I recently installed AMD64 6.2 Release on 2 PowerEdge servers, both with
dual core Xeon (3070 and 5110). I noticed when I was updating the
sources that it was compiling as an Athlonxp by default. I was wondering
if I should change the CPUTYPE in make.conf to something else. I read at
some places that it is not recommended because it could cause problems
but I thought it would be interesting to start the debate here. Please
note that I would prefer not to go with the -STABLE or -CURRENT branch
because these a going to be essential productions servers.

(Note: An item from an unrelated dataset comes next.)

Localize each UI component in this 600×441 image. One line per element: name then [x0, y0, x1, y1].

Thank you for your opinions,
Martin
-Garrett
Since I use FreeBSD 7.0 AMD64 which is stable now and it's frozen for
making RELENG_7 I didn't set the CPUTYPE in the make.conf , so I
wonder how come you got athlon-xp cpu arch and I didn't see GCC 4.2
doing it in my server.
--
Regards,
-Abdullah Ibn Hamad Al-Marri
Arab Portal
http://www.WeArab.Net/
I extensively benchmarked different compiler options on Xeon 5160 (3.0
GHz Core2) with gcc-4.1.2 and gcc-4.2.
Apart from very minor differences the best was plain "-O3
-finline-limit=xxx" where xxx was different by code, some code ran
faster with 400 and other code with 750 (both beating the 600
default). The inline limit made a bigger difference than most of the
other options and I actually ended up compiling parts of my code with
a differen inline-limit than others.
The result was within a percent of all highly tuned CPU-specific
options like -march=k8 -msse3 -mfpmath=sse -ffast-math, and I went
through most iterations. This means that locking your code to one
x86_64 implementation and locking out either AMD or Intel is not worth
the trouble.
Testing was done on gcc-4.2.1 and later partially verified with
gcc-4.2. Gcc-4.2 was a little slower overall but the same options
were about the same speed.
I also tested with Intel's icc 9.0 which didn't even come close to
either gcc, even if you were willing to wait 10 times as long for
compilation to finish (for inter-object file optimizations). No
inlining limit would bring Intel's icc code size down to close what
gcc had and subsequently performance was bad.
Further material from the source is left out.